Anytime they separate us to be taken to our various cells Saidykhan always asked my whereabouts. And when I am also dropped first, I asked where they are taking him.
Because the whereabouts of the first to be dropped at a police station is known by the second person taken to a remote station, but the former will not know where the latter is being taken to.
Saidykhan would sometimes remind the officers about how Chief Ebrima Manneh disappeared in thin air. A taboo to ears.
The uncomfortable truth is that we are not common criminals and do not deserved to be treated as criminals. The police should have earlier approved or reject our application and not arrest, detain and charge us, as they did.
We were first charged with ‘incitement to violence’ but later told that it was dropped and replaced with ‘conspiracy to commit felony’ and on Wednesday, 20 September my charge was beefed up with ‘seditious intention’, making it two counts.
When we return on Friday, 22 September for our normal reporting, we were informed that our previous charge of ‘incitement to violence’ still stands. Which means that I am charged with three counts: incitement to violence, conspiracy to commit felony and seditious intention while Saidykhan gets two counts: incitement to violence and conspiracy to commit felony.
One would wonder what are the sources of all these charges and what are they meant for people who only apply for permit to hold a demonstration against the execution of the nine death row inmates.

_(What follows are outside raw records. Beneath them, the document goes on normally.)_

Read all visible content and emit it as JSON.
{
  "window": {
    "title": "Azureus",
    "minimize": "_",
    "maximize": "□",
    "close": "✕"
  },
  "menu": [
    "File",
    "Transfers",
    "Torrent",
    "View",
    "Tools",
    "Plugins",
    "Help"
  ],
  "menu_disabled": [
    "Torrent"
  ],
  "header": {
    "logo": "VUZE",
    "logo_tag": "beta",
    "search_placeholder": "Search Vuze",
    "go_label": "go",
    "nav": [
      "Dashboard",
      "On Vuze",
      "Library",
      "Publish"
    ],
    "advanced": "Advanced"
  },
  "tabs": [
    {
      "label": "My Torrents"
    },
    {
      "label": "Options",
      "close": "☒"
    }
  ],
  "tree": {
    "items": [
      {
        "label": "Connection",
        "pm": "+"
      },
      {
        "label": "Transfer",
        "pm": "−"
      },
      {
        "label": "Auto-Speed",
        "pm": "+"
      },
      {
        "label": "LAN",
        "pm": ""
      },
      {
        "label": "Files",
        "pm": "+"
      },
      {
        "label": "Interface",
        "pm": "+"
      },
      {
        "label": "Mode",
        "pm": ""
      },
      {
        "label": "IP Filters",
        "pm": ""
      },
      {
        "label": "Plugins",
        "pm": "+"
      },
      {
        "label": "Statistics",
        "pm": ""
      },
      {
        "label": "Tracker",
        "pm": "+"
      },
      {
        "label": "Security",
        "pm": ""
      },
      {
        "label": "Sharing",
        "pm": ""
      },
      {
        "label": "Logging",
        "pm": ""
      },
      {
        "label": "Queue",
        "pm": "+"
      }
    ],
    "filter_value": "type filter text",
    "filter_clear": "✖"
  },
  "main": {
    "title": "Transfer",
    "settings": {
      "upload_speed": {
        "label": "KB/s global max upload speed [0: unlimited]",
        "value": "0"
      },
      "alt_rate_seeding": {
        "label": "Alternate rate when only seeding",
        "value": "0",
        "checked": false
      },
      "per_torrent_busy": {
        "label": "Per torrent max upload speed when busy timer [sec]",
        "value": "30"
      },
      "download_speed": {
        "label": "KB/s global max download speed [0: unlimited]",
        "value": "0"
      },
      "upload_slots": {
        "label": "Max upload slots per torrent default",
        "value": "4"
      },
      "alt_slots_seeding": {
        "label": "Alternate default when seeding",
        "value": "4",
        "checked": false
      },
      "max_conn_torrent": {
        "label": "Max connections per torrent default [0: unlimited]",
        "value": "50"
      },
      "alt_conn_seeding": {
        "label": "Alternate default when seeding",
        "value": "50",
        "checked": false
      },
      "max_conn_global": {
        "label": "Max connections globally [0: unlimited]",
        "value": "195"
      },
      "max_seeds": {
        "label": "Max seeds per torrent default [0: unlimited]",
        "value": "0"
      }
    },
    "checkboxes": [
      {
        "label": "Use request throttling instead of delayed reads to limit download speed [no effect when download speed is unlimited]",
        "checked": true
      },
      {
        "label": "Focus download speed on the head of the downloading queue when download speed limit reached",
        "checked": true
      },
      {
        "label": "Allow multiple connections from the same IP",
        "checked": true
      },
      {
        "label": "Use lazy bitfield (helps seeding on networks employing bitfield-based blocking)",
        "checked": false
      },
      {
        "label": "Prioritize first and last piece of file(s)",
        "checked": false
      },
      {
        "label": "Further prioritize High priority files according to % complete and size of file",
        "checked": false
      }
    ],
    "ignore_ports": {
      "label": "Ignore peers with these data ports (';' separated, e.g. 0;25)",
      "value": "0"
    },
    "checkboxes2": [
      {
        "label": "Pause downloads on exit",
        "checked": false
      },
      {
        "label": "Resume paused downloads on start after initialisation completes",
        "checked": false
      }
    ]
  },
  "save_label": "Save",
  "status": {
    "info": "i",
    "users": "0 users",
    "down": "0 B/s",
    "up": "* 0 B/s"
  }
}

There are people who believe that it should but also appealed to the President to suspend and see whether the rate of murder cases will increase or decrease. For us we believe that it should be halted and further abolished.
What crime have we committed? What is wrong with the right to assemble and demonstrate in the Gambian constitution?
Time will tell. You can arrest, detain and charge ambassadors of truth but you cannot exorcise truth from the face of the this earth, as the truths shall prevail and is only the truth that shall make us free.